- Choose seafood that is properly iced, well-refrigerated, in clean display cases and wrapped separately in leak-proof packaging.
- Always buy from a reputable source.
- Check the sell-by date (not all seafood will have this).
- If frozen, the fish should be solid, mild in odor and free of both ice crystals and freezer burn. Do not select a damaged or water-stained package.
- Whole finfish should have a fresh scent, shiny skin, pink or red gills, and clear eyes.
- Fish fillets or steaks should have a mild scent, moist flesh, and translucent appearance, with no browning around the edges.
Handle With Care
- Clean and gill fresh-caught fish quickly to preserve freshness and eliminate bacterial contamination.
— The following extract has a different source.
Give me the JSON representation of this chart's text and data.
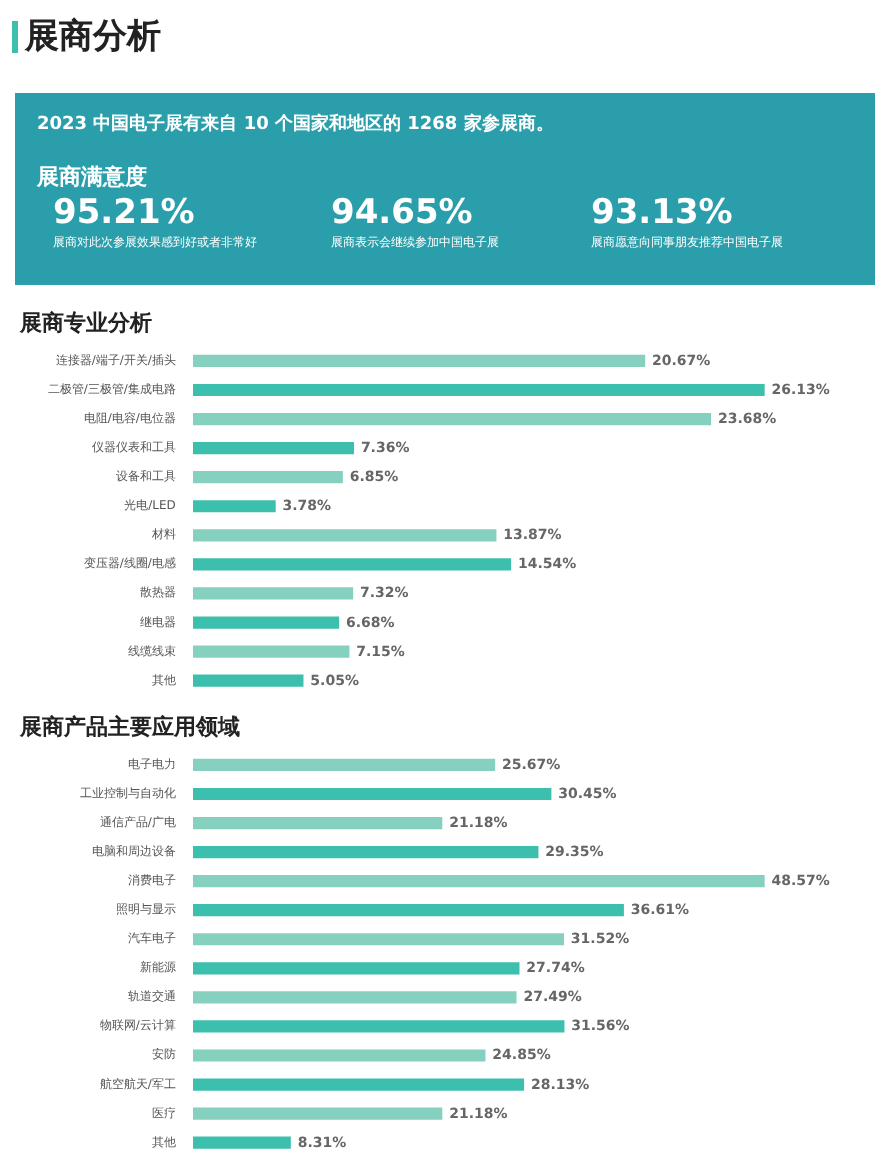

- Remove butcher wrap and wrap tightly in plastic wrap or aluminum foil. This will hold in moisture and limit exposure to the air, which can alter the flavor. Fish sold in plastic wrap may be left in this style wrapping.
- Refrigerate fresh fish at 35-40 degrees Fahrenheit and enjoy it within 2-3 days.
- Store cooked seafood in the refrigerator no longer than 2-3 days.
- Store canned seafood in a cool, dry place for no longer than one year.
- Cut whole, cleaned fish into the form in which it will be used (filets, steaks, etc.).
- Carefully wrap the fish in plastic wrap, aluminum foil or freezer paper to protect the fish from air and freezer burn.
- Store frozen fish between 0 degrees to –10 degrees Fahrenheit.
- For best flavor and texture, limit freezer storage to one month.
Fish can also be frozen by "glazing." Freeze it first uncovered on a tray, then dip frozen pieces in ice water and return to freezer. Repeat this dipping process several times to form a protective ice glaze. Finish by wrapping the fish tightly in aluminum foil and storing in the freezer.
- Thaw in the refrigerator (allowing 18-24 hours per pound), or place wrapped fish under cold running water (for ½ hour for per pound of fish).
- Do not refreeze thawed fish.
- Cook fresh fish 8-10 minutes per inch of thickness in the oven or in a pan.
- If cooking fish while still frozen, double the cooking time.
- As fish cooks, it loses its normal translucent appearance and becomes opaque. Fish is done when it is completely opaque and its outer surface flakes easily when tested with a fork.